Tibby’s needn’t be concerned about the competition.

For one thing, Big Easy isn’t so easy to get to, at least not for those of us who live in downtown Orlando. It’s in a strip mall in the Stoneybrook West region of Winter Garden rather than in the downtown village district. I took three toll roads -- SR 408, Florida’s Turnpike and SR 429 -- to get there, although not all roads required a toll.

The atmosphere at Big Easy is casual to the point of having a diner feel. The kitchen is open (you could easily see a row of stools there) and there are more windows than wall space for decorations, it seems. The bare-topped tables are a royal purple. Of course, some of the best food in New Orleans can be found in uber casual spaces.

Big_Easy_gumboBut nothing I tasted at Big Easy had me longing to return. The gumbo was a more watery version, which is how many Louisianans prefer it -- less thickening in the roux. But it also didn’t have much characteristic flavor.
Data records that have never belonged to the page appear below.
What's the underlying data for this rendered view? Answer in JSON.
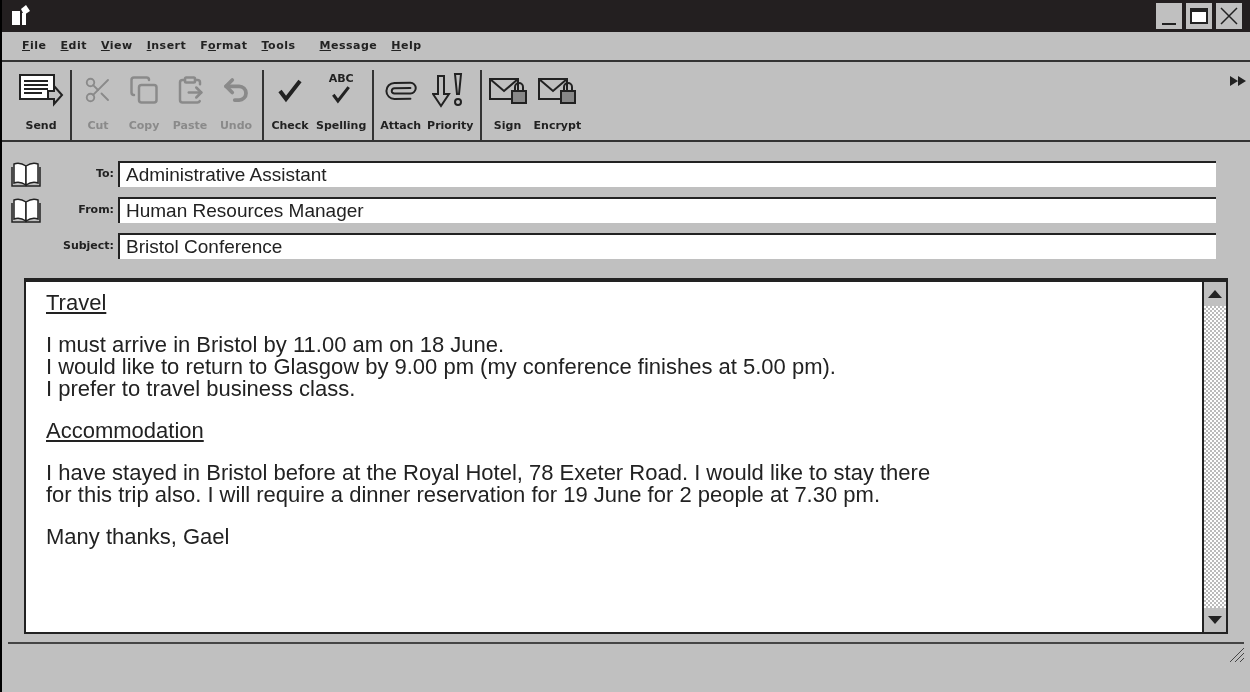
{
  "menu": [
    {
      "key": "F",
      "post": "ile"
    },
    {
      "key": "E",
      "post": "dit"
    },
    {
      "key": "V",
      "post": "iew"
    },
    {
      "key": "I",
      "post": "nsert"
    },
    {
      "pre": "F",
      "key": "o",
      "post": "rmat"
    },
    {
      "key": "T",
      "post": "ools"
    },
    {
      "key": "M",
      "post": "essage"
    },
    {
      "key": "H",
      "post": "elp"
    }
  ],
  "toolbar": [
    [
      {
        "kind": "send",
        "label": "Send",
        "disabled": false
      }
    ],
    [
      {
        "kind": "cut",
        "label": "Cut",
        "disabled": true
      },
      {
        "kind": "copy",
        "label": "Copy",
        "disabled": true
      },
      {
        "kind": "paste",
        "label": "Paste",
        "disabled": true
      },
      {
        "kind": "undo",
        "label": "Undo",
        "disabled": true
      }
    ],
    [
      {
        "kind": "check",
        "label": "Check",
        "disabled": false
      },
      {
        "kind": "spelling",
        "label": "Spelling",
        "icon_text": "ABC",
        "disabled": false
      }
    ],
    [
      {
        "kind": "attach",
        "label": "Attach",
        "disabled": false
      },
      {
        "kind": "priority",
        "label": "Priority",
        "disabled": false
      }
    ],
    [
      {
        "kind": "sign",
        "label": "Sign",
        "disabled": false
      },
      {
        "kind": "encrypt",
        "label": "Encrypt",
        "disabled": false
      }
    ]
  ],
  "fields": [
    {
      "label": "To:",
      "value": "Administrative Assistant",
      "address_book": true
    },
    {
      "label": "From:",
      "value": "Human Resources Manager",
      "address_book": true
    },
    {
      "label": "Subject:",
      "value": "Bristol Conference",
      "address_book": false
    }
  ],
  "body": [
    {
      "kind": "heading",
      "lines": [
        "Travel"
      ]
    },
    {
      "kind": "paragraph",
      "lines": [
        "I must arrive in Bristol by 11.00 am on 18 June.",
        "I would like to return to Glasgow by 9.00 pm (my conference finishes at 5.00 pm).",
        "I prefer to travel business class."
      ]
    },
    {
      "kind": "heading",
      "lines": [
        "Accommodation"
      ]
    },
    {
      "kind": "paragraph",
      "lines": [
        "I have stayed in Bristol before at the Royal Hotel, 78 Exeter Road. I would like to stay there",
        "for this trip also. I will require a dinner reservation for 19 June for 2 people at 7.30 pm."
      ]
    },
    {
      "kind": "paragraph",
      "lines": [
        "Many thanks, Gael"
      ]
    }
  ]
}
Neither did the jambalaya, which was also overly dry. Estelle’s crawfish etouffe (no, no idea who Estelle is) looked the way it is supposed to, more of a brown gravy. But it was just bland. Both entrees were served with cornbread that had a texture similar to pound cake, smooth rather than crumbly.
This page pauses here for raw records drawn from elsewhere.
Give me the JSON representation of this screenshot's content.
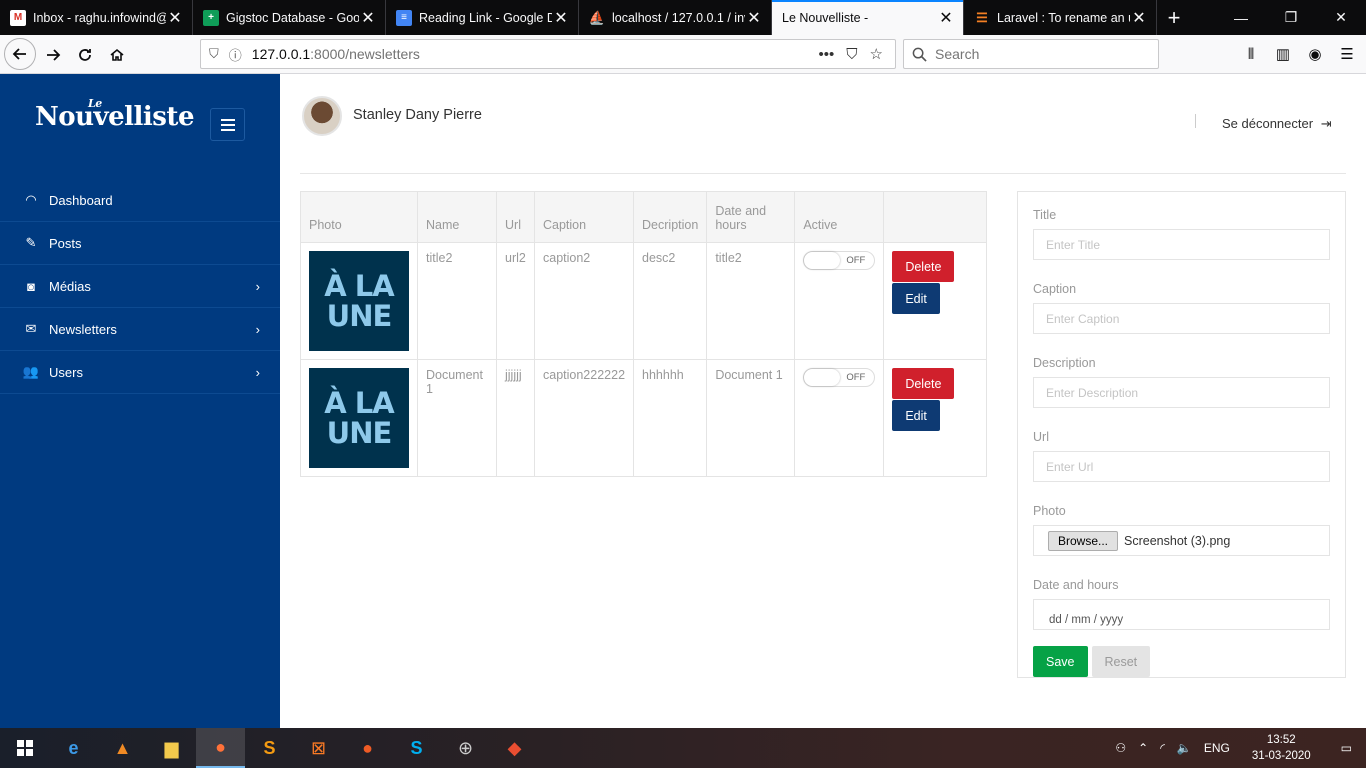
{
  "browser": {
    "tabs": [
      {
        "title": "Inbox - raghu.infowind@",
        "icon": "gmail-icon",
        "color": "#d93025"
      },
      {
        "title": "Gigstoc Database - Goog",
        "icon": "sheets-icon",
        "color": "#0f9d58"
      },
      {
        "title": "Reading Link - Google Do",
        "icon": "docs-icon",
        "color": "#4285f4"
      },
      {
        "title": "localhost / 127.0.0.1 / inv",
        "icon": "phpmyadmin-icon",
        "color": "#f89c0e"
      },
      {
        "title": "Le Nouvelliste -",
        "icon": "",
        "color": ""
      },
      {
        "title": "Laravel : To rename an up",
        "icon": "stackoverflow-icon",
        "color": "#f48024"
      }
    ],
    "url_host": "127.0.0.1",
    "url_rest": ":8000/newsletters",
    "search_placeholder": "Search"
  },
  "sidebar": {
    "logo_small": "Le",
    "logo": "Nouvelliste",
    "items": [
      {
        "label": "Dashboard",
        "icon": "gauge-icon",
        "has_chevron": false
      },
      {
        "label": "Posts",
        "icon": "pencil-icon",
        "has_chevron": false
      },
      {
        "label": "Médias",
        "icon": "camera-icon",
        "has_chevron": true
      },
      {
        "label": "Newsletters",
        "icon": "envelope-icon",
        "has_chevron": true
      },
      {
        "label": "Users",
        "icon": "users-icon",
        "has_chevron": true
      }
    ]
  },
  "header": {
    "user_name": "Stanley Dany Pierre",
    "logout": "Se déconnecter"
  },
  "table": {
    "columns": [
      "Photo",
      "Name",
      "Url",
      "Caption",
      "Decription",
      "Date and hours",
      "Active",
      ""
    ],
    "thumb_line1": "À LA",
    "thumb_line2": "UNE",
    "rows": [
      {
        "name": "title2",
        "url": "url2",
        "caption": "caption2",
        "description": "desc2",
        "date": "title2",
        "active": "OFF",
        "delete": "Delete",
        "edit": "Edit"
      },
      {
        "name": "Document 1",
        "url": "jjjjjj",
        "caption": "caption222222",
        "description": "hhhhhh",
        "date": "Document 1",
        "active": "OFF",
        "delete": "Delete",
        "edit": "Edit"
      }
    ]
  },
  "form": {
    "title_label": "Title",
    "title_placeholder": "Enter Title",
    "caption_label": "Caption",
    "caption_placeholder": "Enter Caption",
    "description_label": "Description",
    "description_placeholder": "Enter Description",
    "url_label": "Url",
    "url_placeholder": "Enter Url",
    "photo_label": "Photo",
    "browse": "Browse...",
    "file_name": "Screenshot (3).png",
    "date_label": "Date and hours",
    "date_value": "dd / mm / yyyy",
    "save": "Save",
    "reset": "Reset"
  },
  "taskbar": {
    "lang": "ENG",
    "time": "13:52",
    "date": "31-03-2020"
  }
}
Now, all of this is can be attributed to a matter of interpretation. My friend and the others who are perfectly happy with Big Easy may have found that the style of the food here most closely resembles the food of their youth, prepared in the same manner that their own relatives cooked the dishes. Any regional cuisine is subject to being rendered on a variation of a theme; I can’t argue with that.
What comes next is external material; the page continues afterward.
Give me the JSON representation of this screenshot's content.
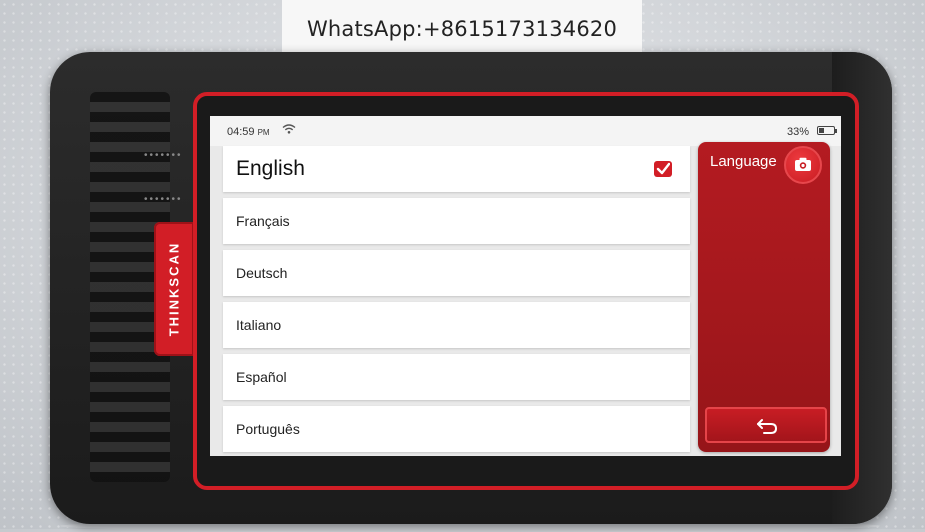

Big_Easy_etouffeBut I must take umbrage with Big Easy’s assertion that its muffuletta “tastes like you’re right at the Central Grocery,” the store in New Orleans's French Quarter that is credited with inventing the iconic sandwich. As someone who has stood in line there dozens of times to get a muffuletta to go, I can tell you this sandwich bears little resemblance to Central Grocery’s. The bread was round, as it must be (I’m sure there’s a law), but it had the same airy texture of the cornbread. The green olive tapenade that gives the sandwich its distinct taste was there, but it accented a meagre amount of meat and cheese.

One welcome difference between the Big Easy and Central Grocery: the people here were quite friendly and welcoming. (The guy behind the counter at Central is one of the sourest people I’ve ever encountered in the food service industry.)

It may very well be that this is your ideal New Orleans food, even though it isn’t mine.

The Big Easy is in the Publix Shopping Plaza at 15502 Stoneybrook West Parkway, Winter Garden. It’s open for lunch and dinner Monday through Saturday. Prices are reasonable: $12.99 for the etouffe and $9.99 for the jambalaya. There is no dedicated website, but the restaurant maintains a Facebook page. The phone number is 407-654-3279.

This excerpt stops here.